Anyway, I really, really liked The Virgin Suicides. It closely followed the course of one year in which one family, the Lisbons, lost all of their five daughters to suicide. The novel jumps right into the violent first attempt, made by the youngest daughter, Cecelia, who was only 13.
My favorite part of this book, besides the gripping mystery and the beautiful prose, was the narration. Eugenides uses one unnamed boy who seemed to grow up at his friend Chase Buell’s house, who lived across the street from the Lisbons. He’s telling the story from many years after the suicide incidents, but with all the reverent detail of someone who has relived that year constantly since it occurred.
There are a lot of references to exhibits, seemingly evidence in the case of the Lisbon girls, which made me wonder if maybe this boy had gone on to become a detective or a cop or something, and was making a case.
But then, suicides don’t really require a case, so it becomes clear that this narrator and his friends have created this exhibit, complete with 97 various items, to help satisfy their unfulfilled obsession with these girls.
But this style of narration was really cool, I thought, because this boy starts the story off with his own familiarity (from a distance) with these five daughters. So you find out that he, his friends, everyone had been obsessed with watching the girls grow up. They had been beautiful, but it also seemed to have something to do with their restrictiveness.
The five Lisbon girls were all a year apart, ranging from 13 – 17. Their mother and father had strict rules against everything, from makeup to dates to rock’n’roll records. Five beautiful, blossoming, inaccessible girls predictably drew attention.
One of the huge themes of this book was girlhood, and budding womanhood, and all of that. Normally, I think it would be hard for a male author to write well about this sort of thing, but because Eugenides did it from the perspective of an adolescent boy who’d spent his entire life watching and “falling in love” with these girls from across the street, it worked.

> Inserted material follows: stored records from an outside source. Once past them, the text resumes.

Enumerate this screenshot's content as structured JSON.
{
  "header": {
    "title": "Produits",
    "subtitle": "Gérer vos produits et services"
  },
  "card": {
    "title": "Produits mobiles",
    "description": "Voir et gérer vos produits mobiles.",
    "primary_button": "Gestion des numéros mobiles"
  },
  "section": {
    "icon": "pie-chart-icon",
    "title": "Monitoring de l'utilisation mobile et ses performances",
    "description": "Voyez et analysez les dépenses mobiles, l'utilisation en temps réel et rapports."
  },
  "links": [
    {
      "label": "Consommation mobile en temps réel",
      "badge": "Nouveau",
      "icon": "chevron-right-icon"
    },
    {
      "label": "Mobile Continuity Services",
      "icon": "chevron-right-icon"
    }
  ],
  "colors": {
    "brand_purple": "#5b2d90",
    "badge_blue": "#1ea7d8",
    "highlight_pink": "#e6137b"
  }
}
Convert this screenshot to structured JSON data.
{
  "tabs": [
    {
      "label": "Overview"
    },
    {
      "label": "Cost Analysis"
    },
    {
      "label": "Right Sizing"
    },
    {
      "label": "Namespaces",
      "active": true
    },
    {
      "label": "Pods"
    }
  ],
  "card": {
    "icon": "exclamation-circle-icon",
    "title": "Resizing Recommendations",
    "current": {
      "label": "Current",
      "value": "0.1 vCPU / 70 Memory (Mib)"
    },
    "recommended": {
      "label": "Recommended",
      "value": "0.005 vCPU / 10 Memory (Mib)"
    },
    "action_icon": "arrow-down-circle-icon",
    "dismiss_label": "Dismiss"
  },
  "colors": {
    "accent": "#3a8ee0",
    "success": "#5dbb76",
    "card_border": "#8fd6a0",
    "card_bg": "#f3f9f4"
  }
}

Another theme was the whole boredom-pretending-to-be-happy-and-satisfied-in-the-suburbs, which gave it a really great The Bell Jar meets Revolutionary Road feel. There were brief snippets from the neighbors, and their thinly veiled scorn at the Lisbons’ failing to keep the house from falling into disarray after the first suicide of their 13-year-old daughter.
Ultimately, it was a really cool book that made me realize that neither I, nor this narrator nor his friends nor anyone on their block or at their school, would never solve the profound sadness of these five, sheltered young women. Ah. It was very good and very bleak, and I would recommend this book to everyone. ◊
We felt the imprisonment of being a girl, the way it made your mind active and dreamy, and how you ended up knowing which colors went together.”
– page 40
In the end, the tortures tearing the Lisbon girls pointed to a simple reasoned refusal to accept the world as it was handed down to them, so full of flaws.”